Я пишу одновременно письмо в президиум Ленинградского союза писателей, чтобы они снеслись с горкомом и областным отделением профсоюза работников печати на предмет восстановления тебя в правах члена профсоюза. Тебе необходимо будет подать заявление в писательский горком профсоюза в Ленинграде о восстановлении тебя в правах члена профсоюза, поскольку после исключения - ты печатался в журнале и имеешь произведения малых форм, разрешенные к постановке.
Я написал также во Всесоюзное правление Литфонда о предоставлении тебе дополнительной ссуды, чтобы дать возможность закончить пьесу.
Мне кажется, что тебе, главным образом, не следует падать духом.
Желаю успеха. А. Фадеев
Вряд ли стоит комментировать послание "инженера человеческих душ".
Только в июне 1953 года больного писателя вновь приняли в писательское логово.
В Сестрорецк, к нему на дачу, где почти безвыездно жил больной художник, приехал А.А. Фадеев.

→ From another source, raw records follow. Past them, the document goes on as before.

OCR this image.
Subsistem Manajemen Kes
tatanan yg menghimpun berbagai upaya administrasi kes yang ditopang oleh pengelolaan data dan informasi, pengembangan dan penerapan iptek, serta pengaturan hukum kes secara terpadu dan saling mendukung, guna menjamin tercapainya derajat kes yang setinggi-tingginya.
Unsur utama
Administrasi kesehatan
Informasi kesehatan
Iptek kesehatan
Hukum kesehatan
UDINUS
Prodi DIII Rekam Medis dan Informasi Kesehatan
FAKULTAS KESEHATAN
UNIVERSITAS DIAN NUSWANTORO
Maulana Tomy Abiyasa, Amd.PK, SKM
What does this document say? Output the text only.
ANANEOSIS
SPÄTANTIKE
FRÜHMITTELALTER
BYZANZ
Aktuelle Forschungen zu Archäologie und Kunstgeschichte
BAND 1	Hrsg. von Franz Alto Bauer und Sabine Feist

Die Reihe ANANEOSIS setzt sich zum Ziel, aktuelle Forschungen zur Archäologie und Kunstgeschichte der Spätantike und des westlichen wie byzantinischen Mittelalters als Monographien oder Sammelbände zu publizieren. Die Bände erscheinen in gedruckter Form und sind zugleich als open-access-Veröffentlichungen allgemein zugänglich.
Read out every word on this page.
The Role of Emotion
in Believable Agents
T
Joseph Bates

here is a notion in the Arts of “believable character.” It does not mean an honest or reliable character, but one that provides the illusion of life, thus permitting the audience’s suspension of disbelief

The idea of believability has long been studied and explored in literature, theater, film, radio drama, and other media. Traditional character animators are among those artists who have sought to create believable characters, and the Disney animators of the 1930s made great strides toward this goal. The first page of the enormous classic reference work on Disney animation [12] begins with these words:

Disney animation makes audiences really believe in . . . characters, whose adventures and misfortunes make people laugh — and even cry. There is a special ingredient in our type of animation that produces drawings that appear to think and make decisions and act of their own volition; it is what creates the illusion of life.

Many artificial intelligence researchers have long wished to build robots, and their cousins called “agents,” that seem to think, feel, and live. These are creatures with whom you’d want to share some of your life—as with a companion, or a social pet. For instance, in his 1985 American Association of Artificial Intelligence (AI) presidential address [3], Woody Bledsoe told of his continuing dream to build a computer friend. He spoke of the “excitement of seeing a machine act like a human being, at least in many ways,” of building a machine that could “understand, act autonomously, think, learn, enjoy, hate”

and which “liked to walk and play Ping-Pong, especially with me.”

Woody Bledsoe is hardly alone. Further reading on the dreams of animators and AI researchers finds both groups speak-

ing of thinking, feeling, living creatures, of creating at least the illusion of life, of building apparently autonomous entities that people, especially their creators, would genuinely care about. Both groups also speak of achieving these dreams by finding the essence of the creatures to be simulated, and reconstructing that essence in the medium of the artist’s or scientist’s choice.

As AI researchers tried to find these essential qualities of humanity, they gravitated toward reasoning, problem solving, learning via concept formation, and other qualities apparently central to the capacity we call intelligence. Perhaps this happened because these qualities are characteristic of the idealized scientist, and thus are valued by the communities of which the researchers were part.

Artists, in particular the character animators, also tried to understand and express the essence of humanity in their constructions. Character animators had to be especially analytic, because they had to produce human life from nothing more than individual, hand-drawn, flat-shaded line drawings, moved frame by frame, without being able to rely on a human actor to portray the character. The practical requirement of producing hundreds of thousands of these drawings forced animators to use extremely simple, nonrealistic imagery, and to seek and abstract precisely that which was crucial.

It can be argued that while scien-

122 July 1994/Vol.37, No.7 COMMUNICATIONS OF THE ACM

- Мы не поймем друг друга, потому что мы слишком разные, - сказал ему еще опальный исатель.
Михаил Михайлович тяжело умирал.
Не выдржало его надломленное сердце.
Он умер 22 июля 1958 года.
Огромные толпы провожали любимого писателя в последний путь.
Самый красивый венок принесла Лада Крестьянинова. Меня с ней познакомила вдова писателя.
Так жил и умер некоранованный Магистр Смеха, замечательный русский писатель Михаил Михайлович Зощенко.